Les choses avaient pris une tonalité plus inquiétante lorsque les cavaliers de reconnaissance étaient rentrés dans l'aube blafarde et avaient confirmé les observations des jours précédents : les Bénétnashiens n'étaient toujours pas suffisamment nombreux pour les écraser et aucune nouvelle troupe n'était arrivée pendant la nuit. Qu'ils n'aient pas envoyé tous leurs hommes au combat lors du premier assaut semblait raisonnable, ils voulaient sans doute tester la résistance gérébranne, mais qu'au troisième jour de bataille, alors qu'ils n'avaient pas encore pris un pouce de terrain, ils continuent à renvoyer des hommes épuisés en première ligne semblait pour le moins surprenant. D'autant qu'ils avaient encore des milliers de soldats amassés à l'intérieur du pays, attendant leur heure. Vu la configuration du terrain et les renforts de cavalerie fraîchement arrivés, les Bénétnashiens n'avaient aucune chance de passer : les Gérébrans étaient meilleurs et mieux placés.

C'était donc une décision tactique surprenante. La plupart des officiers gérébrans semblaient ravis et considéraient qu'il s'agissait là d'une preuve supplémentaire de la bêtise générale de leurs adversaires. Mais Dimitri était inquiet. Une guerre d'usure n'avait pas de sens : ils étaient capables de les balayer s'ils y mettaient le nombre. Alors pourquoi garder tant de forces vives derrière les lignes ? Il y avait anguille sous roche, mais il ne parvenait pas à savoir ce qu'ils mijotaient.

Le mystère fut levé juste avant l'assaut. Les troupes gérébrannes étaient en position, à quelques minutes peut-être du début des hostilités. Les Bénétnashiens arrivaient face à eux, dans une configuration que Dimitri trouva très stupide. Le flanc est était presque découvert, ce qui permettrait sans nul doute à la cavalerie légère d'Angus de Körun de prendre l'infanterie à revers. Par contre, le gros des troupes montaient sur le flanc ouest, droit sur les hommes du général. L'inquiétude l'envahit à nouveau. Pas de réelle peur, mais le désagréable sentiment que quelque chose était sur le point de se produire, un imprévu avec lequel il aurait à composer.

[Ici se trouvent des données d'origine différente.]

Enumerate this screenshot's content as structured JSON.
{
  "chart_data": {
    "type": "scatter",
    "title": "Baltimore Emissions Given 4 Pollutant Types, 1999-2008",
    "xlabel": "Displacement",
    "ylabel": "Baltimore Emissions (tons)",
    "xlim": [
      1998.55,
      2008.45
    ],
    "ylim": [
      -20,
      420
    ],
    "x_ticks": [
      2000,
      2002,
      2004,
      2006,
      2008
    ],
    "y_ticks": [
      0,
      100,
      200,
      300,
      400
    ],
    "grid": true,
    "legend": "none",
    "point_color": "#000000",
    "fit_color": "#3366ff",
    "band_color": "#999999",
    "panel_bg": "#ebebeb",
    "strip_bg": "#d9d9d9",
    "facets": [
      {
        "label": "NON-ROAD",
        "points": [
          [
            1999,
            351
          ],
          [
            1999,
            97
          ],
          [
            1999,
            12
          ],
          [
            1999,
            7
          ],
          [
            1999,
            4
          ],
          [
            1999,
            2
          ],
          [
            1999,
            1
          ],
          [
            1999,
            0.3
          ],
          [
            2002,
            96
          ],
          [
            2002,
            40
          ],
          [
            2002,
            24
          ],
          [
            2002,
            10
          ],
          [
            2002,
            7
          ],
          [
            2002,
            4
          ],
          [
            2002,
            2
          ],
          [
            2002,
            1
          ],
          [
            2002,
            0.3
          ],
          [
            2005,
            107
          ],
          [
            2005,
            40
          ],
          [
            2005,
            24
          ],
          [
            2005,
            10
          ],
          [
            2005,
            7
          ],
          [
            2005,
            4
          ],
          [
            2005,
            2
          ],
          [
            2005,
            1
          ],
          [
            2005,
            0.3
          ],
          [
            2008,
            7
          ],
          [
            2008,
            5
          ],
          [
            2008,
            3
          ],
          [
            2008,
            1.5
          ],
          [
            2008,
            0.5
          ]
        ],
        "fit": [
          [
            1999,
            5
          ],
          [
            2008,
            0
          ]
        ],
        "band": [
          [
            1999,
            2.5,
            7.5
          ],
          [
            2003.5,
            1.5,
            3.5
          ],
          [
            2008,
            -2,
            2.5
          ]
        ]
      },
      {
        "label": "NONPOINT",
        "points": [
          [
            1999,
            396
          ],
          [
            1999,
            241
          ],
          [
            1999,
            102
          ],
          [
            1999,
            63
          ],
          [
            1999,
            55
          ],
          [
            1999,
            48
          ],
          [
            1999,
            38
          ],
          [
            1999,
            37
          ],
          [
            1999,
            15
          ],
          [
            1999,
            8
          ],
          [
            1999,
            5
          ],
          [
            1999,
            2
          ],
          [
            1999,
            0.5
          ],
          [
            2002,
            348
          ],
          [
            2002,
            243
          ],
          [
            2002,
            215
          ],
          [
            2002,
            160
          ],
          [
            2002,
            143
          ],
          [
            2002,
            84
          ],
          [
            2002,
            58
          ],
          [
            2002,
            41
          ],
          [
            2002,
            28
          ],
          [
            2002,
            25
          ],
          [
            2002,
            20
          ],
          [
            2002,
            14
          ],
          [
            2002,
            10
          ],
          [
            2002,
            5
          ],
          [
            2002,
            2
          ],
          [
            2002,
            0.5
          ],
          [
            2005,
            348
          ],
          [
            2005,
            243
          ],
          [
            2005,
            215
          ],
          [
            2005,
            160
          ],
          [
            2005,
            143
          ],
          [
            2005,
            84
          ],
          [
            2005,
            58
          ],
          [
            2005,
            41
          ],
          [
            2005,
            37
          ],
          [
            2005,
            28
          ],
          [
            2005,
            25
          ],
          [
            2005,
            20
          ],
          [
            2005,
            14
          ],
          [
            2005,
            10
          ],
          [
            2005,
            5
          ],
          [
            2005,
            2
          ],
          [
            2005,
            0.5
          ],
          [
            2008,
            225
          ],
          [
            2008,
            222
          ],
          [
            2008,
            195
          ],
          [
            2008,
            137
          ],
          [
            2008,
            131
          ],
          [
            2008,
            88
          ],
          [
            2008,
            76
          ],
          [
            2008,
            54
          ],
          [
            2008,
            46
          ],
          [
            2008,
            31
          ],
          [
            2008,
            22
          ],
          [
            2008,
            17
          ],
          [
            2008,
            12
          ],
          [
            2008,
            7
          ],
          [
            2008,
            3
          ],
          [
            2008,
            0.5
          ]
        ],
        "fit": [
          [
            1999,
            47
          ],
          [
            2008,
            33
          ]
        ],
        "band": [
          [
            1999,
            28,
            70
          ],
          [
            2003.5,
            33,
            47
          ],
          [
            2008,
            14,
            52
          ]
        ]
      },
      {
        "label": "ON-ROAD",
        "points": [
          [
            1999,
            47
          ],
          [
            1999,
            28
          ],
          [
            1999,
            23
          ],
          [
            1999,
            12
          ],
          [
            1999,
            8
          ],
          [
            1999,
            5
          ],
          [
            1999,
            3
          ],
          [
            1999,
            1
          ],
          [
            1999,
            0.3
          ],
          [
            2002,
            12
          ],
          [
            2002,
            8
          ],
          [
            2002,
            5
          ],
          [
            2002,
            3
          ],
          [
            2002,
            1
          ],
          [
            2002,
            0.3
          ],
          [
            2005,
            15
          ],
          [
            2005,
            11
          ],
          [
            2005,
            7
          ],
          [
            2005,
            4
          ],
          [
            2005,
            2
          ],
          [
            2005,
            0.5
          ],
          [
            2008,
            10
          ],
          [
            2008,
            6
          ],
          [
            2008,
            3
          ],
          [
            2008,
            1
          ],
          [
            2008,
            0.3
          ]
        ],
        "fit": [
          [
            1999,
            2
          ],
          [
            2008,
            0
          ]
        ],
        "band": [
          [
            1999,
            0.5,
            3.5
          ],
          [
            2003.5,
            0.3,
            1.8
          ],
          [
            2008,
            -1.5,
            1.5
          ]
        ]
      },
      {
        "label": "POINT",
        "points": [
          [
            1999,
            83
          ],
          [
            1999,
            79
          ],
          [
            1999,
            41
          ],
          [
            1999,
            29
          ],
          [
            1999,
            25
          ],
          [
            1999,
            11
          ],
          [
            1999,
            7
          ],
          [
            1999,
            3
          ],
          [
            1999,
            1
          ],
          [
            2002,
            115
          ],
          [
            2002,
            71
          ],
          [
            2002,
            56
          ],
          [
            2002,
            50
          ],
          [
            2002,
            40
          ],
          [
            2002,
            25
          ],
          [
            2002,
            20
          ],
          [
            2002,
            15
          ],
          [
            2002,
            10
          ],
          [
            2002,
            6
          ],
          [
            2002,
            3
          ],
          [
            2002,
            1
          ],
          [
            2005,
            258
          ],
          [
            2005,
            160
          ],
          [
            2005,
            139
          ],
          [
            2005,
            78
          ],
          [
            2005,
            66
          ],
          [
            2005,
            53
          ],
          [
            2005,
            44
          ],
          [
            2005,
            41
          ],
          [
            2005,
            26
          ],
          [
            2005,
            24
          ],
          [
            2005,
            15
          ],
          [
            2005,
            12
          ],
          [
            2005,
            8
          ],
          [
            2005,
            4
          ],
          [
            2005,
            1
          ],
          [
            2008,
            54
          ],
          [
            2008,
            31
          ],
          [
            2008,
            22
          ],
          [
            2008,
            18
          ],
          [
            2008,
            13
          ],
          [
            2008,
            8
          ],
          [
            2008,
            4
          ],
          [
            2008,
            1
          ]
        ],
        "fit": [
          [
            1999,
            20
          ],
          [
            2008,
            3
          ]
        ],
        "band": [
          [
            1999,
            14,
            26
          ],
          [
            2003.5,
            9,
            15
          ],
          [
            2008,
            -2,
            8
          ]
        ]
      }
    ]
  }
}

Il nota alors qu'un cavalier rapide venant du campement atteignait les troupes descendues dans la plaine, rejoignant l'étendard du baron de Stamm. Deux autres filaient vers les troupes stationnées à l'est. Les Bénétnashiens s'étaient arrêtés, reprenant leur souffle avant le choc. Dimitri frémit imperceptiblement. Il ne fut qu'à moitié surpris lorsqu'un messager survint à ses côtés, le cheval en sueur, et lui tendit un parchemin. Le général le prit lentement, examina un instant le sceau royal qui le fermait et soupira, ne parvenant pas à se résoudre à l'ouvrir. Il scruta ses troupes, tout autour de lui dans la vallée, les étendards battus par le vent, la silhouette des cavaliers, les pointes des lances, ces centaines, ces milliers de vies, en attente du combat. Il rebaissa les yeux sur le parchemin, déboucla son heaume et le posa contre le pommeau de la selle. Puis lentement, il fit sauter le sceau, un griffon, quelle ironie, et lut ce qu'Elijah avait à lui confier.